Marble Falls High School high jumper Kason O’Riley announced his commitment to the University of Oklahoma. Courtesy photo
Marble Falls High School senior high jumper Kason O’Riley committed to joining the University of Oklahoma track-and-field team.
O’Riley announced his commitment Oct. 19, two days after he and his dad, Shawn, took a drive to Norman, Oklahoma, to check out the campus and learn more about the city. His mother is Katy O’Riley.
“It’s a beautiful campus,” Kason O’Riley said. “I thought, ‘I’d love to be there for the next four years.’ We looked at the dorm I’ll be staying in. One thing that really hooked me: I’ll have a nice home to stay in and be comfortable.”
The Sooners offered O’Riley a scholarship Oct. 13. He plans to sign his National Letter of Intent on Nov. 7 during the early signing period.

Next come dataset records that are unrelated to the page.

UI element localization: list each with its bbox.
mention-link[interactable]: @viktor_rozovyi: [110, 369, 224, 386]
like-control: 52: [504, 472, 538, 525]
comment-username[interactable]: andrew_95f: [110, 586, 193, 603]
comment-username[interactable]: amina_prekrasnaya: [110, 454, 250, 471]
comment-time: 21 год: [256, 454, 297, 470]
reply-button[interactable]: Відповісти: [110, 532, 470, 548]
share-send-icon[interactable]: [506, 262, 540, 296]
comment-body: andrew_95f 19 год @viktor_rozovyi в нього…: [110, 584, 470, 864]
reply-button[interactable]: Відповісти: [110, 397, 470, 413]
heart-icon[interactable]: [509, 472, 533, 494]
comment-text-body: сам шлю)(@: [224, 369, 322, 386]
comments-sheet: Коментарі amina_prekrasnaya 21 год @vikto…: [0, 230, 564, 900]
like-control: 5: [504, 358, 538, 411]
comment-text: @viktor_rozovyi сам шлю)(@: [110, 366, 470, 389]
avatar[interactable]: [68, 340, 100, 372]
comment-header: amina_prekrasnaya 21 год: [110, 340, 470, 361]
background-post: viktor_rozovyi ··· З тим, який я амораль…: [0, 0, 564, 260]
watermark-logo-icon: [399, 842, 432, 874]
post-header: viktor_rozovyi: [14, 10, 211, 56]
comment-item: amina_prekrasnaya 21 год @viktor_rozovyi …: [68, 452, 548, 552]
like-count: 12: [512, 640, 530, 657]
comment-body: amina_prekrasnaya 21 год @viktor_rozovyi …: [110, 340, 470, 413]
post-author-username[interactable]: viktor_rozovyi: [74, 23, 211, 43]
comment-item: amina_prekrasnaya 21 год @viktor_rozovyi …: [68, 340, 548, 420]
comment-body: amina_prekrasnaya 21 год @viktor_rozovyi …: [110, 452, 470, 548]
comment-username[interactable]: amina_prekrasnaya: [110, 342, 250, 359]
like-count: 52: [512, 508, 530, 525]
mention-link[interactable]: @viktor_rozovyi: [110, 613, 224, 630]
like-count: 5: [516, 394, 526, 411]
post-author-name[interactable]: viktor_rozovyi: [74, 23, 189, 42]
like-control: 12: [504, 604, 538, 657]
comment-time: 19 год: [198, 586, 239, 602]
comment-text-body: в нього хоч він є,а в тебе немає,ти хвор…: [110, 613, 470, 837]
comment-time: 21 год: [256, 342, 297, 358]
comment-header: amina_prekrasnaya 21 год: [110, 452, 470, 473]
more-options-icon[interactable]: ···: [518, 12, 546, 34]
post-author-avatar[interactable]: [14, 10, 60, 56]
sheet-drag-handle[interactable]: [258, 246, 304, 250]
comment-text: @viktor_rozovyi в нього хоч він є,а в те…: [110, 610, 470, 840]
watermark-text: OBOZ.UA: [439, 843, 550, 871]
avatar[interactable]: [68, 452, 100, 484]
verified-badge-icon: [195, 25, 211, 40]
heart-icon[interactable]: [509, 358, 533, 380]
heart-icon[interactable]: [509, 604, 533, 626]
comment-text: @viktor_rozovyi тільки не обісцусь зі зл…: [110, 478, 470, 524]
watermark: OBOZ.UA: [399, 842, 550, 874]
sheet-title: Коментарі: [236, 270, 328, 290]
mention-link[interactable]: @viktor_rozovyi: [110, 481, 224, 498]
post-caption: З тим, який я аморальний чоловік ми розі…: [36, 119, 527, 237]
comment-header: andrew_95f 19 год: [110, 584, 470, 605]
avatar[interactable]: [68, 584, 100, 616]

The Mustang, who has cleared 6 feet 10 inches and is ranked No. 1 in the state, said he built a great rapport with Sooners high jump coach Jerel Langley. Langley coached junior Vernon Turner to the No. 1 jump in NCAA history of 7 feet 7 ¾ inches, as a freshman in 2018.
“Coach Langley is a great coach,” O’Riley said. “I feel like he’ll be a great coach to work with the next four years. I was so comfortable with those coaches. I know we’ll have a great four years. I know they’re going to get me to jump the heights I want to jump.”
The high jumper plans to major in kinesiology.
O’Riley was having a great 2020 spring, earning medals throughout the season, before the COVID-19 pandemic shortened it. He was the favorite to repeat as the district and area champion and advance to the state meet for a second consecutive year. Because of the pandemic, the University Interscholastic League canceled all spring sports in April.
Former Marble Falls High School head track-and-field coach Rich Powers was happy for O’Riley, whom he coached while at the school.
“Kason is one of the most coachable athletes I have had in track for the last 20 years that I have been a coach,” he said. “He is extremely hardworking and dedicated to improving himself constantly. The University of Oklahoma is lucky to get an athlete of this caliber. There is no limit on how great he can be. The sky is the limit.”